SİVİL TOPLUMCU...
14 Nisan 2016 09:07:26
Kimi zaman sivil toplum kuruluşları yöneticilerinin, yönettikleri kuruluşların amacıyla çatışan rotalara girişi eleştirilmiştir bu satırlarda. Bunun bir adım ötesi, asıl derdi sivil toplum kuruluşu faaliyetlerinde bulunmak değil de, bu sivil toplum kuruluşunu bir atlama tahtası olarak kullanmak isteyenlerdir.
Maalesef sivil toplum kuruluşlarının yöneticileri söz konusu olduğunda, gerçekten bir alanda görülen eksikliği gidermek, bir sosyal grubun derdine derman olmak, belli bir ideayı gerçekleştirmek için yola çıkanların sayısı; bu sivil toplum kuruluşları yoluyla şöhret kazanmak, bu şöhret sayesinde belli maddi getiriler elde etmek, çoğu zaman da siyasette erişilebilecek bazı hedeflere erişmek isteyenlerin yanında çok azdır.
Sivil toplumculuğu siyasette vb atlama tahtası olarak kullanmak isteyenler, harici amaçlarını gerçekleştirdiklerinde veya gerçekleşme olanağı ortadan kalktığında sahadan kaybolan tiplerdir. Bu açıdan üstünde bir şeyler konuşulmasını nadiren hak ederler. Ne kadar sayıları az da olsa, bunlar var; üstelik yaşama nüfuz etmeye devam ediyorlar.
Oysa, bir amaca kilitlenip, sadece o amacın gerçekleşmesi için emek vermeyi iş edinen gerçek sivil toplumcularnaylon değil gerçek işler yapanlarasla sahadan kaybolmaz. Bunlar yapı itibarıyla dava insanlarıdır ve bunlar için övgü, takdir gibi şeyler, adeta hedefe ilerlerken önlerine yan etki şeklinde gelen şeylerdir. Belki hak edilmiş övgülerden keyif alırlar, belki umursamazlar. Hiçbir şeyi ödül almak beklentisiyle yapmadıklarından aynı şekilde yollarına devam ederler.

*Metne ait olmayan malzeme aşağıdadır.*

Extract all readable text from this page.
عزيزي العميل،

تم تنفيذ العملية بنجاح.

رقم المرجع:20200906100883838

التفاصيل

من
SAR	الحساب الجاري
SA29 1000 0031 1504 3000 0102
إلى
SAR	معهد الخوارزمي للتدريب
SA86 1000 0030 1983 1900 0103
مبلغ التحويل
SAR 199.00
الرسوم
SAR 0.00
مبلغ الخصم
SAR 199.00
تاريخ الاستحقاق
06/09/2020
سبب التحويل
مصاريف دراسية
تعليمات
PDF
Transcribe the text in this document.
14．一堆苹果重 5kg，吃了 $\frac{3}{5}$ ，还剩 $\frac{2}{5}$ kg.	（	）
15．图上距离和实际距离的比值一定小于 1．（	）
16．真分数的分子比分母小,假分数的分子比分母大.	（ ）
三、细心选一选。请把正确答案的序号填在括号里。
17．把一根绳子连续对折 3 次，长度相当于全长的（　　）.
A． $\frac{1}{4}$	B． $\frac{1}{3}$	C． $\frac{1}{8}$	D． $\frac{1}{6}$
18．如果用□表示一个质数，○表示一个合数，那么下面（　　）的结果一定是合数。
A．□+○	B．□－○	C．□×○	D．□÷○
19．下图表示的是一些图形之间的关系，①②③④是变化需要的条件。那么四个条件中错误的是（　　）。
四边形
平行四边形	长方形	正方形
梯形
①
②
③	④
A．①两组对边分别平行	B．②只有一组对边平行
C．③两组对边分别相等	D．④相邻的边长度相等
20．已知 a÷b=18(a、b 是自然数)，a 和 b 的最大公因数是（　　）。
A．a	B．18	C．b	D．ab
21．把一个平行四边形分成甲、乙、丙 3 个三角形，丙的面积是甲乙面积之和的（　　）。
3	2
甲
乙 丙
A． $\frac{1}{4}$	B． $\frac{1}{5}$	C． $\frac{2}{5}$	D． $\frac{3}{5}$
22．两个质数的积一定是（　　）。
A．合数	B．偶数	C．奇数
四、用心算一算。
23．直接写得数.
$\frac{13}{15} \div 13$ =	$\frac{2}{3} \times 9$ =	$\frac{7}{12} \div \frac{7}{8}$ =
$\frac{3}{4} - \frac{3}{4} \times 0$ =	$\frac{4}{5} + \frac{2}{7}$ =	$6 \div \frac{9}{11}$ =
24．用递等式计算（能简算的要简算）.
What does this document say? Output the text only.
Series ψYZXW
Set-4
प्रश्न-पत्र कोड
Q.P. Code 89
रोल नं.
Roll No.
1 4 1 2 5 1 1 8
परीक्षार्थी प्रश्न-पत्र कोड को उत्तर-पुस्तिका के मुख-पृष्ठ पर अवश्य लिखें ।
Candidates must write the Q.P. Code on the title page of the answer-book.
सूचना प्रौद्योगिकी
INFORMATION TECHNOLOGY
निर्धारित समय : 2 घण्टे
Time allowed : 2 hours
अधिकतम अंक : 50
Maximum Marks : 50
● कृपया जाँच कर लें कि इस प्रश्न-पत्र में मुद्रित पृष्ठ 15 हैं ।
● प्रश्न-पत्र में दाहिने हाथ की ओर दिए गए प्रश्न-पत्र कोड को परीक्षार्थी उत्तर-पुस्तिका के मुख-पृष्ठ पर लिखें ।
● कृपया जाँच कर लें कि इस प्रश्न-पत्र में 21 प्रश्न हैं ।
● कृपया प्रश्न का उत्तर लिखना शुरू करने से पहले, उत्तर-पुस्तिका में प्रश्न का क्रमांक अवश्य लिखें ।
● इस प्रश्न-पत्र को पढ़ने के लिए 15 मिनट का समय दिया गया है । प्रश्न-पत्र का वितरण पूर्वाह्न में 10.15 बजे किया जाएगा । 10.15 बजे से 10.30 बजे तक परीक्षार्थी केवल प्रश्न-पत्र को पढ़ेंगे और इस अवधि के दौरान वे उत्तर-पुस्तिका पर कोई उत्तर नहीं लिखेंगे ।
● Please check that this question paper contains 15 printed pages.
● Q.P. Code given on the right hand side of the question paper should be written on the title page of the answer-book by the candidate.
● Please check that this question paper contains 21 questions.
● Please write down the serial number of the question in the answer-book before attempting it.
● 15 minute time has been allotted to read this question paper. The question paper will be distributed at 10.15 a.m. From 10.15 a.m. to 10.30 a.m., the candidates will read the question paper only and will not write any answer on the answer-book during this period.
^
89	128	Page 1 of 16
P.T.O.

Ereğli'de sivil toplum alanında bir numaralı isim çoğu kişi açısından tartışmasız şekilde Fiziksel Engelliler Derneği Başkanı İsmail Şentürk'tür...
***
İsmail Şentürk, Karadeniz Ereğli Fiziksel Engelliler Derneği Yönetim Kurulu Başkanlığı görevini çok uzun süredir devam ettiriyor. Kendisi de bir fiziksel engelli ve ulaşımını büyük ölçüde bir akülü tekerlekli sandalyeyle sağlıyor.
Derneğin Ereğli'de, Zonguldak genelinde engelleri aşmak için yaptıkları inanılmaz. Bu uğurda Şentürk'ün asansörsüz kültür merkezlerinin sinema salonlarına dört güçlü kuvvetli gencin desteğiyle çıkışına tanık olduk. Eski adliyenin tekerlekli sandalyeyle çıkılması mümkün olmayan merdivenlerinin kendisine engel olamadığını gördük.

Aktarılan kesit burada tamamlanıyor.